Plusieurs mois après cet avis, la CJUE estime, dans les deux cas, qu'« une règle interne d’une entreprise interdisant le port visible de tout signe politique, philosophique ou religieux ne constitue pas une discrimination directe ». Concernant l'affaire Abchita, « une telle discrimination indirecte peut être objectivement justifiée par un objectif légitime tel que la poursuite par l'employeur, dans ses relations avec ses clients, d'une politique de neutralité politique, philosophique et religieuse », estime l'institution.
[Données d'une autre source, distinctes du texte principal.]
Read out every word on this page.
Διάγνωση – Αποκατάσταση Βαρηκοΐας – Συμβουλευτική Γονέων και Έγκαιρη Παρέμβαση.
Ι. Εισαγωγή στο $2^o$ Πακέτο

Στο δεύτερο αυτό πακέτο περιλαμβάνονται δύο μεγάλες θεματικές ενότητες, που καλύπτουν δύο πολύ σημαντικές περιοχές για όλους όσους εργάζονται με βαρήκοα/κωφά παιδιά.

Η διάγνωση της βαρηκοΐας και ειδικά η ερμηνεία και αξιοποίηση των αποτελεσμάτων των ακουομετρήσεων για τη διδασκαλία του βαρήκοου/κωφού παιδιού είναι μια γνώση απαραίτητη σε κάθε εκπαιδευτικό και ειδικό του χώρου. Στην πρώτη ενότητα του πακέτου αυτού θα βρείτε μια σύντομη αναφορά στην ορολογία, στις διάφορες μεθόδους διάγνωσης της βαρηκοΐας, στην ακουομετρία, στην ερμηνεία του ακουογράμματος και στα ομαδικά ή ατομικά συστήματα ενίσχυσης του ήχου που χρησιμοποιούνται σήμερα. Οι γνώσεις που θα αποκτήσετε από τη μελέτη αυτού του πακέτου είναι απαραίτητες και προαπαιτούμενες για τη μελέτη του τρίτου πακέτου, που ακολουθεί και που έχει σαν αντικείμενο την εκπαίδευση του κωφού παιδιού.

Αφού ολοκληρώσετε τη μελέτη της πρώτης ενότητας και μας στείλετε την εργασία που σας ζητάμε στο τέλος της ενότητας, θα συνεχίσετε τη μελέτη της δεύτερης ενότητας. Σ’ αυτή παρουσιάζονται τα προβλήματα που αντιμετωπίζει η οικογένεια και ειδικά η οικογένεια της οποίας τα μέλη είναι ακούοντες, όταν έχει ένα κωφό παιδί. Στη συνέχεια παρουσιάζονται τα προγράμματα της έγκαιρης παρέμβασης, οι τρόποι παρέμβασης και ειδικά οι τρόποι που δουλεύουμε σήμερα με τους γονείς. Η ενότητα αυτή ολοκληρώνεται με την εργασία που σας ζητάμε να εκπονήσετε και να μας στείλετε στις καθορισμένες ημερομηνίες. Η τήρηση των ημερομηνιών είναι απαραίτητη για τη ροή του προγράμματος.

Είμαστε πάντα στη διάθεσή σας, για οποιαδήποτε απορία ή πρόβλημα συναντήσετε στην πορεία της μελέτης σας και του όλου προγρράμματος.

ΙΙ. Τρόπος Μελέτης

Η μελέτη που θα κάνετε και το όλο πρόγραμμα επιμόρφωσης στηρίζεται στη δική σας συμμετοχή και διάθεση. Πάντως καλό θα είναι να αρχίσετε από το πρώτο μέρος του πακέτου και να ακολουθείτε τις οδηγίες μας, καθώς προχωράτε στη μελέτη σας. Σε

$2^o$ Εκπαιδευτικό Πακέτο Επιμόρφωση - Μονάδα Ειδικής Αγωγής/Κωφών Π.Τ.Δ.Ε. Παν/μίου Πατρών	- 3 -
Elle renvoie le dossier à la Cour de cassation belge pour trancher afin qu'elle vérifie, d'une part, « si l’interdiction vise uniquement les travailleurs de G4S qui sont en relation avec les clients » auquel cas « l’interdiction doit être considérée comme strictement nécessaire pour atteindre le but poursuivi » ; d'autre part, s’il était possible pour G4S de proposer à la plaignante « un poste de travail n’impliquant pas de contact visuel avec ces clients, plutôt que de la licencier ».

Quant au cas Bougnaoui, elle indique que « la volonté d’un employeur de tenir compte des souhaits du client de ne plus voir ses services assurés par une travailleuse portant un foulard islamique ne saurait être considérée comme une exigence professionnelle essentielle et déterminante au sens de la directive ». Comme pour le cas Abchita, la Cour de cassation française devra se prononcer en définitive.
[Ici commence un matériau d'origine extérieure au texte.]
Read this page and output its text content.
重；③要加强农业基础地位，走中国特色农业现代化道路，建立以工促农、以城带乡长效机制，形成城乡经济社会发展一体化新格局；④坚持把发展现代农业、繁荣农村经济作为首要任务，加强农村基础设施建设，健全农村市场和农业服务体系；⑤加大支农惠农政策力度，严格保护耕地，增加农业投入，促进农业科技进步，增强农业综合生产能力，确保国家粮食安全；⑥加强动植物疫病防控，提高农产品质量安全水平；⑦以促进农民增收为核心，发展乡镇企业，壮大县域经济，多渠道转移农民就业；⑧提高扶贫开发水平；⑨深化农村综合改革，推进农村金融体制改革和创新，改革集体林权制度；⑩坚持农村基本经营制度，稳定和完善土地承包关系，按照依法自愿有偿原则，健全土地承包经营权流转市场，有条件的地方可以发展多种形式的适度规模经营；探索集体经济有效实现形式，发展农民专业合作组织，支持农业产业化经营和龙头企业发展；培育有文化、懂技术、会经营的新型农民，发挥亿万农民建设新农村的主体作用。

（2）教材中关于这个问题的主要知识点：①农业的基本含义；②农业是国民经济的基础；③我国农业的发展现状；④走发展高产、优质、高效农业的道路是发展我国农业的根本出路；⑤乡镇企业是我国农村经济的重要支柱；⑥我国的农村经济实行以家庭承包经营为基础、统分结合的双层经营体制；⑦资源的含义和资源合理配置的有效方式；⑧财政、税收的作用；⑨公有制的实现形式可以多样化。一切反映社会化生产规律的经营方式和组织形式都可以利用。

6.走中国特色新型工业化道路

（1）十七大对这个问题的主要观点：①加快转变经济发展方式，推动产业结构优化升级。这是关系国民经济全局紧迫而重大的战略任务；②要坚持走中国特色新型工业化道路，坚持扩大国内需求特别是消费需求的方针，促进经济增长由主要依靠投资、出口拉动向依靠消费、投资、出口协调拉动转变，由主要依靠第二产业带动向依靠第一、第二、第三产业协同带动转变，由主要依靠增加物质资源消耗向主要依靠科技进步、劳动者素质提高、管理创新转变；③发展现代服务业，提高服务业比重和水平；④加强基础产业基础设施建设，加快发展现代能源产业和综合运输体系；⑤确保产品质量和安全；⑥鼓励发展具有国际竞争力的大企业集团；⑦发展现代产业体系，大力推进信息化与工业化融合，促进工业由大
Si les interdictions des signes religieux ne sont possibles que sous conditions selon le CJUE, des associations se sont inquiétées de sa décision, qui pourrait être un premier pas vers une harmonisation des pratiques des employeurs dans l'ensemble de l'Union européenne qui irait dans le sens d'une interdiction du port des signes religieux dans les entreprises. Pour le Collectif contre l’islamophobie en France (CCIF), qui a accompagné Asma Bougnaoui dans sa démarche, l’arrêt est « porteur de très lourdes conséquences en ce qu’il interroge directement l’avenir des concepts de discrimination et de liberté en général, sur tout le sol européen ».

Vers une interdiction du voile au travail ? Pourquoi la décision de la Cour de justice européenne inquiète

Vers un permis de discrimination pour les employeurs ?

« Ainsi, la CJUE a considéré qu’inscrire dans le règlement intérieur d’une entreprise une clause imposant la neutralité religieuse dans le domaine privé était "légal". Or, une discrimination est jugée comme telle justement parce qu’elle est fondée sur un critère dont la prise en compte est prohibée (religion, conviction, handicap, âge, orientation sexuelle) », indique l'association, estimant que « cette décision n’est pas fondée selon une logique de promotion des droits fondamentaux, mais plutôt sous celle de crispations de certaines franges des sociétés européennes ».

Le réseau européen contre le racisme (ENAR) a jugé, pour sa part, que l'arrêt « légitime les discriminations à l’égard des femmes musulmanes ». « Cette décision force les femmes musulmanes portant le voile, les sikhs ayant le turban et les juifs portant la kippa à choisir entre leur expression religieuse, qui est un droit fondamental, et leur droit à l’accès au marché du travail », indique l’organisation dans un communiqué.

« Avec cet arrêt, la CJUE néglige ouvertement le contexte sociétal auquel sont confrontées les femmes musulmanes en Europe. Elles éprouvent déjà d'importants obstacles à trouver et à conserver un emploi et cette décision ne fera qu'empirer les choses, en donnant aux employeurs un permis de discrimination », conclut l'ENAR.